In the days and weeks following Sandy, Dave and his wife, Ashley, spent countless hours dealing with insurance adjusters and FEMA, just to be told that, for the most part, they were out of luck. After exploiting every loop-hole imaginable, in the end the insurance companies paid-out only a small fraction of the cost of damages the Juans were forced to endure. Facing the loss of a home and half of a business (Dave also co-owns a Quicksilver surf shop in neighboring Oceanside), many would have given up hope and looked to move and start over. Not the Juans.

Over the last four months, the Juans have rebuilt UnSound, and most of their home, with little more than the help of friends, neighbors and a few understanding and trusted contractors. Although they have been displaced from their home since late October, they are optimistic about their future in what has proved to be a united and proud community.

"Sandy was a total life-changer for me and pretty much everyone in Long Beach," said Dave Juan. "After all those years of taking our money, the insurance companies all of a sudden didn't want to know us. But the support we got from our friends in Long Beach and the international surfing community was amazing. UnSound is just about ready to re-open and our house is finally getting fixed thanks to a lot of generosity and, basically, volunteer hard labor! We plan to make UnSound better than ever and we will never leave Long Beach."

Long Beach has already come a long way in the four months since Sandy. Many stores and restaurants, especially in the east end, have reopened and are ready for the prime spring/summer season. In February the local "Polar Bears" descended on Long Beach for the annual Super Bowl Splash. And work is well underway to resurrect Long Beach's famed boardwalk, which residents sadly watched demolished earlier this winter.

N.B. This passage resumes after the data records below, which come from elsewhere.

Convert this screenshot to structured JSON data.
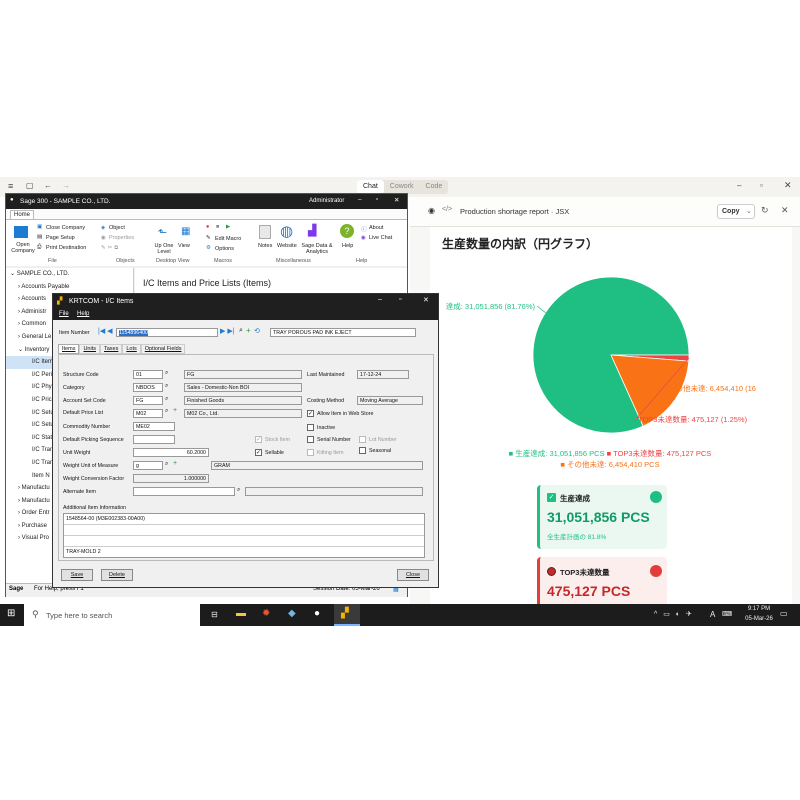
{
  "chatbar": {
    "tabs": [
      "Chat",
      "Cowork",
      "Code"
    ]
  },
  "artifact": {
    "title": "Production shortage report · JSX",
    "copy": "Copy"
  },
  "chart_data": {
    "type": "pie",
    "title": "生産数量の内訳（円グラフ）",
    "categories": [
      "生産達成",
      "TOP3未達数量",
      "その他未達"
    ],
    "values": [
      31051856,
      475127,
      6454410
    ],
    "slice_labels": [
      "達成: 31,051,856 (81.76%)",
      "TOP3未達数量: 475,127 (1.25%)",
      "その他未達: 6,454,410 (16"
    ],
    "legend": [
      "生産達成: 31,051,856 PCS",
      "TOP3未達数量: 475,127 PCS",
      "その他未達: 6,454,410 PCS"
    ],
    "colors": [
      "#1fbf83",
      "#ef4444",
      "#f97316"
    ]
  },
  "cards": [
    {
      "title": "生産達成",
      "value": "31,051,856 PCS",
      "sub": "全生産計画の 81.8%",
      "color": "#1fbf83",
      "bg": "#eaf8f1"
    },
    {
      "title": "TOP3未達数量",
      "value": "475,127 PCS",
      "color": "#e23d3d",
      "bg": "#fdeeee"
    }
  ],
  "sage": {
    "title": "Sage 300 - SAMPLE CO., LTD.",
    "user": "Administrator",
    "tab": "Home",
    "ribbon": {
      "open_company": "Open Company",
      "close_company": "Close Company",
      "page_setup": "Page Setup",
      "print_destination": "Print Destination",
      "object": "Object",
      "properties": "Properties",
      "up_one_level": "Up One Level",
      "view": "View",
      "edit_macro": "Edit Macro",
      "options": "Options",
      "notes": "Notes",
      "website": "Website",
      "sage_data": "Sage Data & Analytics",
      "help": "Help",
      "about": "About",
      "live_chat": "Live Chat",
      "groups": [
        "File",
        "Objects",
        "Desktop View",
        "Macros",
        "Miscellaneous",
        "Help"
      ]
    },
    "content_title": "I/C Items and Price Lists (Items)",
    "tree": [
      "SAMPLE CO., LTD.",
      "Accounts Payable",
      "Accounts",
      "Administr",
      "Common",
      "General Le",
      "Inventory",
      "I/C Item",
      "I/C Peri",
      "I/C Phy",
      "I/C Pric",
      "I/C Setu",
      "I/C Setu",
      "I/C Stat",
      "I/C Tran",
      "I/C Tran",
      "Item N",
      "Manufactu",
      "Manufactu",
      "Order Entr",
      "Purchase",
      "Visual Pro"
    ],
    "status_brand": "Sage",
    "status_help": "For Help, press F1",
    "session_date": "Session Date: 05-Mar-26"
  },
  "dialog": {
    "title": "KRTCOM - I/C Items",
    "menu": [
      "File",
      "Help"
    ],
    "item_number_label": "Item Number",
    "item_number": "1154896400",
    "item_desc": "TRAY POROUS PAD INK EJECT",
    "tabs": [
      "Items",
      "Units",
      "Taxes",
      "Lots",
      "Optional Fields"
    ],
    "labels": {
      "structure_code": "Structure Code",
      "category": "Category",
      "account_set": "Account Set Code",
      "price_list": "Default Price List",
      "commodity": "Commodity Number",
      "picking": "Default Picking Sequence",
      "unit_weight": "Unit Weight",
      "weight_uom": "Weight Unit of Measure",
      "wcf": "Weight Conversion Factor",
      "alt_item": "Alternate Item",
      "addl_info": "Additional Item Information",
      "last_maint": "Last Maintained",
      "costing": "Costing Method",
      "allow_web": "Allow Item in Web Store",
      "inactive": "Inactive",
      "stock_item": "Stock Item",
      "serial": "Serial Number",
      "lot": "Lot Number",
      "sellable": "Sellable",
      "kitting": "Kitting Item",
      "seasonal": "Seasonal"
    },
    "values": {
      "structure_code": "01",
      "structure_desc": "FG",
      "category": "NBDOS",
      "category_desc": "Sales - Domestic-Non BOI",
      "account_set": "FG",
      "account_desc": "Finished Goods",
      "price_list": "M02",
      "price_desc": "M02 Co., Ltd.",
      "commodity": "ME02",
      "unit_weight": "60.2000",
      "weight_uom": "g",
      "weight_uom_desc": "GRAM",
      "wcf": "1.000000",
      "last_maint": "17-12-24",
      "costing": "Moving Average",
      "addl_lines": [
        "1548564-00 (M3E002383-00A00)",
        "",
        "",
        "TRAY-MOLD 2"
      ]
    },
    "buttons": {
      "save": "Save",
      "delete": "Delete",
      "close": "Close"
    }
  },
  "taskbar": {
    "search": "Type here to search",
    "time": "9:17 PM",
    "date": "05-Mar-26",
    "lang": "A"
  }
}
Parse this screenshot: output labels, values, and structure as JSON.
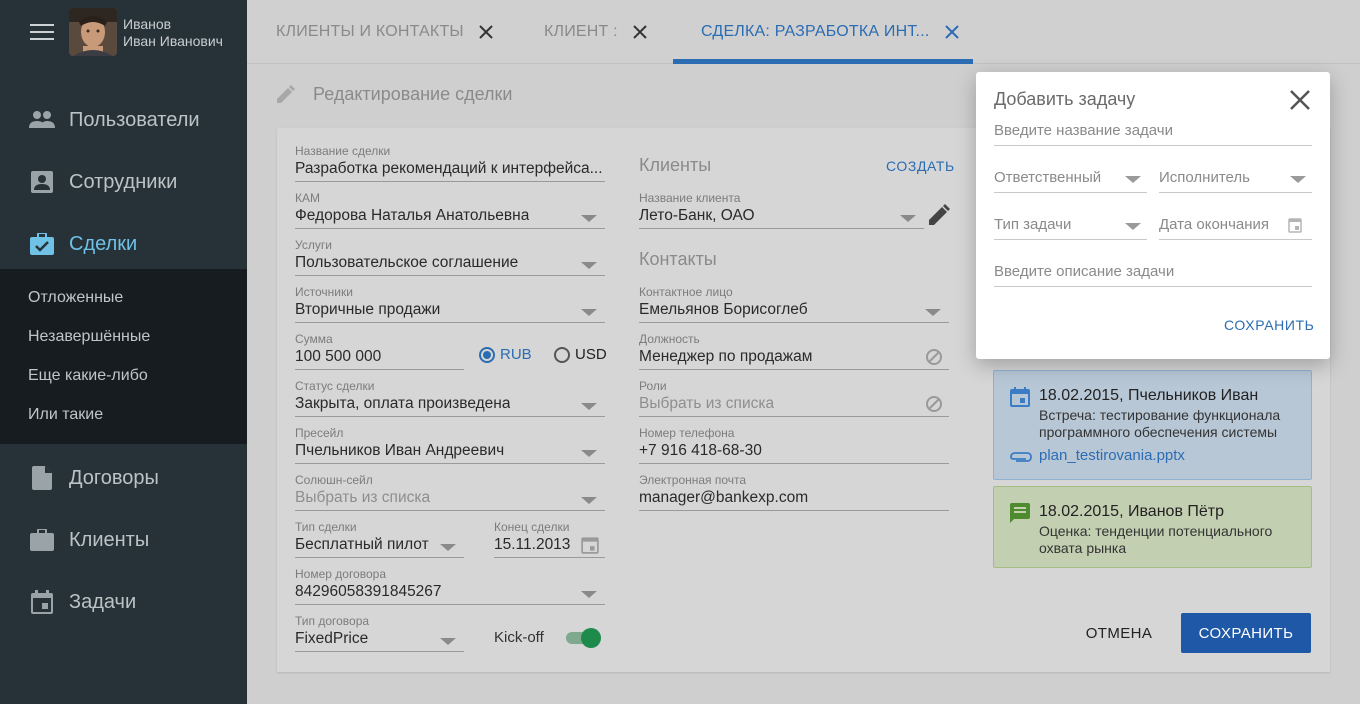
{
  "user": {
    "last_name": "Иванов",
    "first_name": "Иван Иванович"
  },
  "sidebar": {
    "items": [
      {
        "label": "Пользователи",
        "icon": "people-icon"
      },
      {
        "label": "Сотрудники",
        "icon": "badge-icon"
      },
      {
        "label": "Сделки",
        "icon": "briefcase-check-icon",
        "active": true
      },
      {
        "label": "Договоры",
        "icon": "document-icon"
      },
      {
        "label": "Клиенты",
        "icon": "briefcase-icon"
      },
      {
        "label": "Задачи",
        "icon": "calendar-icon"
      }
    ],
    "sub_items": [
      "Отложенные",
      "Незавершённые",
      "Еще какие-либо",
      "Или такие"
    ]
  },
  "tabs": [
    {
      "label": "КЛИЕНТЫ И КОНТАКТЫ"
    },
    {
      "label": "КЛИЕНТ :"
    },
    {
      "label": "СДЕЛКА: РАЗРАБОТКА ИНТ...",
      "active": true
    }
  ],
  "page": {
    "title": "Редактирование сделки"
  },
  "deal": {
    "name": {
      "label": "Название сделки",
      "value": "Разработка рекомендаций к интерфейса..."
    },
    "kam": {
      "label": "КАМ",
      "value": "Федорова Наталья Анатольевна"
    },
    "services": {
      "label": "Услуги",
      "value": "Пользовательское соглашение"
    },
    "sources": {
      "label": "Источники",
      "value": "Вторичные продажи"
    },
    "amount": {
      "label": "Сумма",
      "value": "100 500 000"
    },
    "currency": {
      "options": [
        "RUB",
        "USD"
      ],
      "selected": "RUB"
    },
    "status": {
      "label": "Статус сделки",
      "value": "Закрыта, оплата произведена"
    },
    "presale": {
      "label": "Пресейл",
      "value": "Пчельников Иван Андреевич"
    },
    "solution_sale": {
      "label": "Солюшн-сейл",
      "placeholder": "Выбрать из списка"
    },
    "deal_type": {
      "label": "Тип сделки",
      "value": "Бесплатный пилот"
    },
    "deal_end": {
      "label": "Конец сделки",
      "value": "15.11.2013"
    },
    "contract_number": {
      "label": "Номер договора",
      "value": "84296058391845267"
    },
    "contract_type": {
      "label": "Тип договора",
      "value": "FixedPrice"
    },
    "kickoff": {
      "label": "Kick-off",
      "enabled": true
    }
  },
  "clients": {
    "section_title": "Клиенты",
    "create_label": "СОЗДАТЬ",
    "client_name": {
      "label": "Название клиента",
      "value": "Лето-Банк, ОАО"
    }
  },
  "contacts": {
    "section_title": "Контакты",
    "contact_person": {
      "label": "Контактное лицо",
      "value": "Емельянов Борисоглеб"
    },
    "position": {
      "label": "Должность",
      "value": "Менеджер по продажам"
    },
    "roles": {
      "label": "Роли",
      "placeholder": "Выбрать из списка"
    },
    "phone": {
      "label": "Номер телефона",
      "value": "+7 916 418-68-30"
    },
    "email": {
      "label": "Электронная почта",
      "value": "manager@bankexp.com"
    }
  },
  "activities": [
    {
      "date": "18.02.2015,",
      "person": "Пчельников Иван",
      "text": "Встреча: тестирование функционала программного обеспечения системы",
      "attachment": "plan_testirovania.pptx",
      "color": "#b8c7d6"
    },
    {
      "date": "18.02.2015,",
      "person": "Иванов Пётр",
      "text": "Оценка: тенденции потенциального охвата рынка",
      "color": "#c3cfb1"
    }
  ],
  "actions": {
    "cancel_label": "ОТМЕНА",
    "save_label": "СОХРАНИТЬ"
  },
  "dialog": {
    "title": "Добавить задачу",
    "name_placeholder": "Введите название задачи",
    "responsible_placeholder": "Ответственный",
    "executor_placeholder": "Исполнитель",
    "task_type_placeholder": "Тип задачи",
    "due_date_placeholder": "Дата окончания",
    "description_placeholder": "Введите описание задачи",
    "save_label": "СОХРАНИТЬ"
  },
  "colors": {
    "accent": "#2b6cb3",
    "sidebar": "#273238",
    "sidebar_active": "#6fc1e6",
    "primary_button": "#1e58a6",
    "toggle_on": "#1e8a4c"
  }
}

The City has set an aggressive time-table for completing the new boardwalk by Memorial Day, 2013. Based on the plans, the new boardwalk promises to be better than ever, and, like the City it has come to symbolize, able to withstand whatever mother nature may throw its way.

Although the scars left by Hurricane Sandy will be slow to heal, my guess is that come May, the summer vibe that has always enveloped Long Beach will be back in full force, and locals and visitors alike will flock to Long Beach in droves in search of the happiness that only a day at the beach can bring; especially after a long and trying winter that none will soon forget.